Betting and match fixing at a global scale.
Was never quite satisfied with it since the simulation was quite primitive and would never work on the holy grail of cricket (test matches). But even then users on r/cricket found it amusing enough.
I had started working on another version using neural networks, but life got in the way and I never made a lot of progress with it :/
You can pick a time interval and the average amount of times an event (scoring a point, for example) that occur in that interval and get a realistic random simulation.
The time period could be a whole game or every 30 seconds during a game.
Unless there's something about cricket I don't know that makes it a bad match for this
For example, if the pitching party is 8 runs ahead with one ball to play, the bowler’s primary goal should be to not throw an extra (https://en.wikipedia.org/wiki/Extra_(cricket)). Getting hit with a four or six wouldn’t be ideal, but still would win them the match.

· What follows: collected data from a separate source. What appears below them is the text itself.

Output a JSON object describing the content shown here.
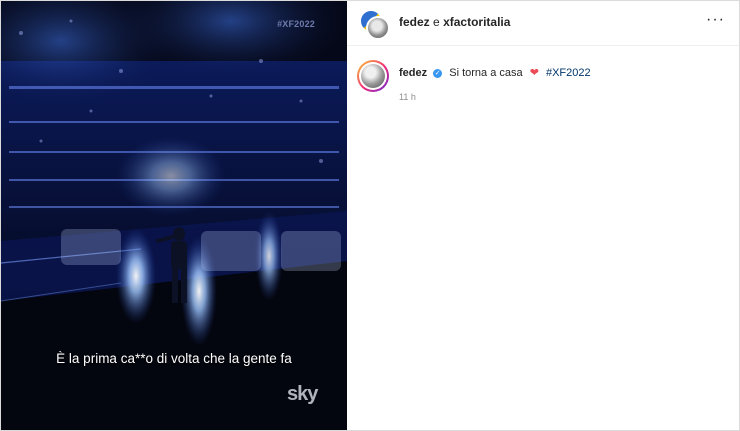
{
  "post": {
    "hashtag_overlay": "#XF2022",
    "subtitle": "È la prima ca**o di volta che la gente fa",
    "watermark": "sky"
  },
  "header": {
    "username": "fedez",
    "connector": "e",
    "collaborator": "xfactoritalia",
    "more_icon": "···"
  },
  "caption": {
    "username": "fedez",
    "verified_icon": "✓",
    "text": "Si torna a casa",
    "heart_icon": "❤",
    "hashtag": "#XF2022",
    "timestamp": "11 h"
  },
  "icons": [
    "verified-icon",
    "heart-icon",
    "more-options-icon"
  ],
  "colors": {
    "verified": "#3897f0",
    "heart": "#ed4956",
    "hashtag": "#00376b",
    "muted": "#8e8e8e"
  }
}
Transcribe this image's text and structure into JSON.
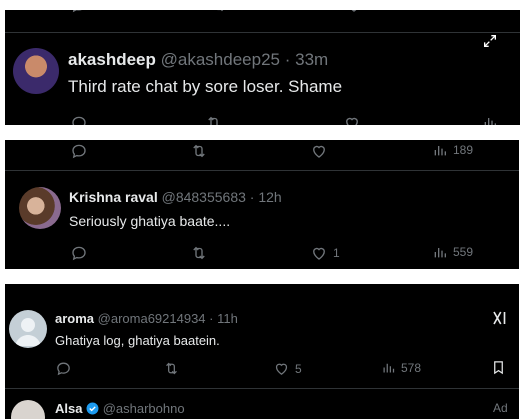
{
  "posts": [
    {
      "display_name": "akashdeep",
      "handle": "@akashdeep25",
      "sep": "·",
      "time": "33m",
      "text": "Third rate chat by sore loser. Shame"
    },
    {
      "display_name": "Krishna raval",
      "handle": "@848355683",
      "sep": "·",
      "time": "12h",
      "text": "Seriously ghatiya baate....",
      "likes": "1",
      "views": "559"
    },
    {
      "display_name": "aroma",
      "handle": "@aroma69214934",
      "sep": "·",
      "time": "11h",
      "text": "Ghatiya log, ghatiya baatein.",
      "likes": "5",
      "views": "578"
    },
    {
      "display_name": "Alsa",
      "handle": "@asharbohno",
      "badge": "Ad"
    }
  ],
  "top_actions": {
    "views": "189"
  },
  "icons": {
    "reply": "reply-icon",
    "repost": "repost-icon",
    "like": "heart-icon",
    "views": "views-icon",
    "expand": "expand-icon",
    "grok": "grok-icon",
    "bookmark": "bookmark-icon",
    "verified": "verified-icon"
  },
  "colors": {
    "background": "#000000",
    "text": "#e7e9ea",
    "muted": "#71767b",
    "verified": "#1d9bf0"
  }
}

If, on the other hand, they’re a single run ahead with a hundred balls to play while the batters have a single wicket in hand, trying to minimize runs conceded per over doesn’t make sense; the bowler should instead aim to get that last wicket even if that means the risk of losing the match in a single ball is extremely high.

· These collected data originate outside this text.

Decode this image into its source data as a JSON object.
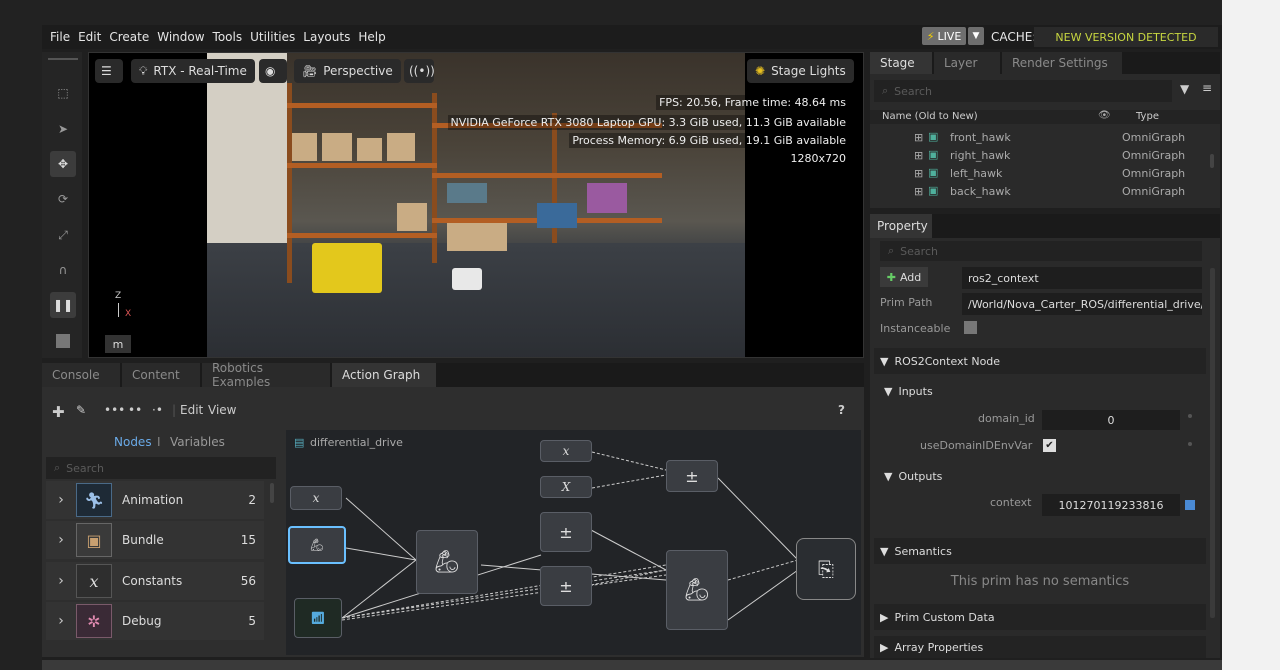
{
  "menubar": {
    "items": [
      "File",
      "Edit",
      "Create",
      "Window",
      "Tools",
      "Utilities",
      "Layouts",
      "Help"
    ],
    "live_label": "LIVE",
    "cache_label": "CACHE:",
    "cache_status": "NEW VERSION DETECTED",
    "cache_status_color": "#c8d740"
  },
  "viewport": {
    "renderer": "RTX - Real-Time",
    "camera": "Perspective",
    "lights": "Stage Lights",
    "stats": [
      "FPS: 20.56, Frame time: 48.64 ms",
      "NVIDIA GeForce RTX 3080 Laptop GPU: 3.3 GiB used, 11.3 GiB available",
      "Process Memory: 6.9 GiB used, 19.1 GiB available",
      "1280x720"
    ],
    "unit_label": "m",
    "axis_z": "Z",
    "axis_x": "X"
  },
  "bottom_tabs": [
    "Console",
    "Content",
    "Robotics Examples",
    "Action Graph"
  ],
  "action_graph": {
    "menu_edit": "Edit",
    "menu_view": "View",
    "help": "?",
    "nodes_tab": "Nodes",
    "separator": "I",
    "variables_tab": "Variables",
    "search_placeholder": "Search",
    "graph_name": "differential_drive",
    "categories": [
      {
        "label": "Animation",
        "count": "2",
        "icon": "running-figure-icon"
      },
      {
        "label": "Bundle",
        "count": "15",
        "icon": "box-icon"
      },
      {
        "label": "Constants",
        "count": "56",
        "icon": "x-variable-icon"
      },
      {
        "label": "Debug",
        "count": "5",
        "icon": "bug-icon"
      }
    ],
    "node_x": "x",
    "node_x_upper": "X"
  },
  "stage": {
    "tabs": [
      "Stage",
      "Layer",
      "Render Settings"
    ],
    "search_placeholder": "Search",
    "col_name": "Name (Old to New)",
    "col_type": "Type",
    "rows": [
      {
        "name": "front_hawk",
        "type": "OmniGraph"
      },
      {
        "name": "right_hawk",
        "type": "OmniGraph"
      },
      {
        "name": "left_hawk",
        "type": "OmniGraph"
      },
      {
        "name": "back_hawk",
        "type": "OmniGraph"
      }
    ]
  },
  "property": {
    "tab": "Property",
    "search_placeholder": "Search",
    "add_label": "Add",
    "prim_name": "ros2_context",
    "prim_path_label": "Prim Path",
    "prim_path": "/World/Nova_Carter_ROS/differential_drive/r",
    "instanceable_label": "Instanceable",
    "node_section": "ROS2Context Node",
    "inputs_label": "Inputs",
    "domain_id_label": "domain_id",
    "domain_id_value": "0",
    "use_domain_label": "useDomainIDEnvVar",
    "outputs_label": "Outputs",
    "context_label": "context",
    "context_value": "101270119233816",
    "semantics_label": "Semantics",
    "semantics_empty": "This prim has no semantics",
    "custom_data_label": "Prim Custom Data",
    "array_props_label": "Array Properties"
  }
}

For the batter, similar arguments apply. If there’s no need to score fast, good batters will take less risk. Also, there’s the relationship with your partner. You want the better player to get at bat and stay there. That may mean running a single in cases where you could easily run two.
Because of that, I think a good simulation would have a spectrum of distributions for both the bowler and the batter and a function that picks one of them depending on circumstances (including, of course, the weather forecast).